Mango embryos generally require 4–5 months to develop to maturity in vivo, and mature embryos can exceed 6–8 cm length (Fig. 2.2.1). Therefore, the plant growth medium formulations that have been adopted for stimulating growth and development of mango somatic embryos from the heart stage to maturity reflect the differing requirements of these enlarging somatic embryos. The maturation medium consists of B5 major salts, MS minor salt and organic components, 400 mg/l glutamine, 20% (v/v) filter-sterilized coconut water, 40 g/l sucrose and 2.0 g/l gellan gum (DeWald et al., 1989b). The sucrose concentration is gradually reduced to 10 g/l during sequential subculture to fresh media. The cultures are maintained in darkness at 25°C.

Fig. 2.2.1. Mango somatic embryos developing on maturation medium.
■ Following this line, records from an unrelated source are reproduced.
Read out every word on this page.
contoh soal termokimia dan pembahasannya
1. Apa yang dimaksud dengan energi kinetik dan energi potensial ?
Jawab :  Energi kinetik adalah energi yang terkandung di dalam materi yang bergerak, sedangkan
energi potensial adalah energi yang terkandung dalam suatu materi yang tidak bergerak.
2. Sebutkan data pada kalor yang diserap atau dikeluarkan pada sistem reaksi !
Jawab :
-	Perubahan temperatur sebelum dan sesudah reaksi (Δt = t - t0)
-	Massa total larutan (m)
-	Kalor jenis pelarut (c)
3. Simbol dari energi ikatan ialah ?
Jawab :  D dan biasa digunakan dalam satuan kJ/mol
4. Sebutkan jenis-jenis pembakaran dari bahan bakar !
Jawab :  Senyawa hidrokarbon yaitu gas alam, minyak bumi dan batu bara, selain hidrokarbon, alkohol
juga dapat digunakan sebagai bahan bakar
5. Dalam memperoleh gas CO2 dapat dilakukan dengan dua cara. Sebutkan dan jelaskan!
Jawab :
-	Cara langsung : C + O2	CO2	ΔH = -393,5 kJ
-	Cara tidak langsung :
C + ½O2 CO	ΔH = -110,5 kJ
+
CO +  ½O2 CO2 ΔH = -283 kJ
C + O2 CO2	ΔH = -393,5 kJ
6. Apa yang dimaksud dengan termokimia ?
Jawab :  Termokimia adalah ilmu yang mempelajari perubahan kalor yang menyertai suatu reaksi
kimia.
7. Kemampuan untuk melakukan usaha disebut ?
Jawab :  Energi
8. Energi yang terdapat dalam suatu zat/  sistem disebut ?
GERMINATION. Germinating somatic embryos are transferred to light conditions. The hypocotyl elongates, followed by growth of the tap root. The shoot apex remains underdeveloped, and c.2 weeks after germination, the shoot emerges (Fig. 2.2.2). Although many mango somatic embryos germinate under these conditions, their survival rate or conversion is low due to apical shoot necrosis, a physiological disorder that is associated with Ca⁺⁺ deficiency. Different strategies have been proposed to improve the rate of survival. (i) Litz and Lavi (1998) suggested that the period for embryogenic cultures in/on maintenance medium should be minimal. (ii) Ara et al. (1998) described the in vitro rooting of in vitro shoots obtained from germinated somatic embryos by pulsing them for 24 h with 24.6 μM IBA in liquid medium followed by transfer to auxin-free medium in darkness. (iii) Enhanced recovery of mango plantlets was described by Litz et al. (1993) following the induction of photoautotropism by transferring small plantlets onto minimal plant growth medium, containing <5% sucrose and 1% (w/v) activated charcoal. A filter-sterilized air mixture consisting of 20,000 ppm CO₂ in a nitrogen gas carrier was introduced into the growing containers, and the cultures were exposed to a 16 h photoperiod at 180 μmol/s/m² provided by cool white fluorescent tubes. (iv) Early heart-stage somatic embryos were encapsulated in calcium alginate containing modified standard mango medium with half strength major salts and supplemented with 2.9 μM GA₃ (Ara et al., 1999). (v) Shoot tips of germinating somatic embryos can be micrografted onto seedling rootstocks (Fig. 2.2.3).

Fig. 2.2.2. Mango plantlet derived from somatic embryo.

Fig. 2.2.3.Ex vitro graft of ‘Keitt’ shoot derived from a somatic embryo on ‘Turpentine’ seedling rootstock.